The shells were the predominate picture of the cosmos. If I remember, it's how Lucretius describes the cosmos/mundus.
Instead of just asserting that, let me give some Lucretian citations with commentary:
1.205: he (Epiurus) fared afar, beyond The flaming ramparts of the world (flammantia moenia mundi), until He wandered the unmeasurable All. To me the "flaming ramparts of the world" are exactly the outer shell of our cosmos/world-system described by other philosophers of the time. The outer shell - the outer wall/ramparts - are on fire. That's what makes the stars shine. 2:1144 also uses the "ramparts/walls of the world" moenia mundi
1.951 (the spear story):
When Lucretius talks about throwing a spear into the void, he's talking about the universie as a Whole, not just the cosmos. The ALL goes on forever to infinity. Our cosmos is bounded. The spear would just keep going into the infinite universe.

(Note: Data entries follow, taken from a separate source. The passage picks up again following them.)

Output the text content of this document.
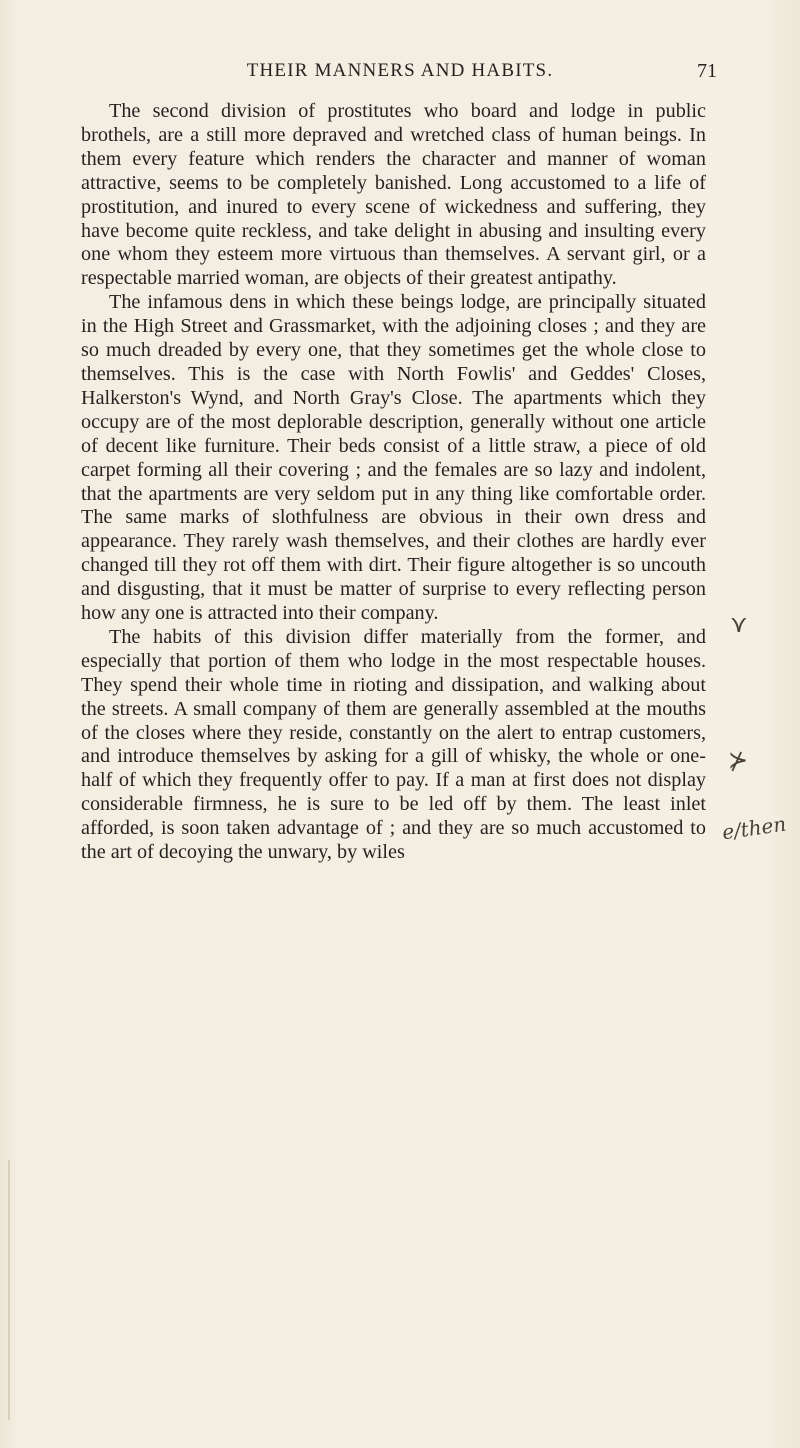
THEIR MANNERS AND HABITS.	71

The second division of prostitutes who board and lodge in public brothels, are a still more depraved and wretched class of human beings. In them every feature which renders the character and manner of woman attractive, seems to be completely banished. Long accustomed to a life of prostitution, and inured to every scene of wickedness and suffering, they have become quite reckless, and take delight in abusing and insulting every one whom they esteem more virtuous than themselves. A servant girl, or a respectable married woman, are objects of their greatest antipathy.

The infamous dens in which these beings lodge, are principally situated in the High Street and Grassmarket, with the adjoining closes ; and they are so much dreaded by every one, that they sometimes get the whole close to themselves. This is the case with North Fowlis' and Geddes' Closes, Halkerston's Wynd, and North Gray's Close. The apartments which they occupy are of the most deplorable description, generally without one article of decent like furniture. Their beds consist of a little straw, a piece of old carpet forming all their covering ; and the females are so lazy and indolent, that the apartments are very seldom put in any thing like comfortable order. The same marks of slothfulness are obvious in their own dress and appearance. They rarely wash themselves, and their clothes are hardly ever changed till they rot off them with dirt. Their figure altogether is so uncouth and disgusting, that it must be matter of surprise to every reflecting person how any one is attracted into their company.

The habits of this division differ materially from the former, and especially that portion of them who lodge in the most respectable houses. They spend their whole time in rioting and dissipation, and walking about the streets. A small company of them are generally assembled at the mouths of the closes where they reside, constantly on the alert to entrap customers, and introduce themselves by asking for a gill of whisky, the whole or one-half of which they frequently offer to pay. If a man at first does not display considerable firmness, he is sure to be led off by them. The least inlet afforded, is soon taken advantage of ; and they are so much accustomed to the art of decoying the unwary, by wiles

⋎
⊁
e/then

I also find it interesting in relation to what's lost in translation sometimes. Lucretius uses both mundus and terra and these are both translated "world" but it seems to me that mundus = cosmos and terra = Earth/our planet within the mundus. Gotta dig into the Latin to see what's really being said.
Again, let me emphasize, I DO NOT believe or think or feel it necessary to think this is the way the universe IS. This idea of the nested cosmos is the ancient's best guess as to how the ALL is built. Now, if you want to go down the rabbit hole of the multiverse/many worlds (multi-ALL? multi-cosmoi?) theory of cosmology, that's probably a discussion for another thread. I do NOT think that Epicurus had some sort of idea or preconception or premonition of modern theoretical physics and its idea of the many-worlds theory. As much as we'd like to imagine Epicurus coming up with that 2,300 years ago, I think that's a bridge too far... even if it is amusing to think about it.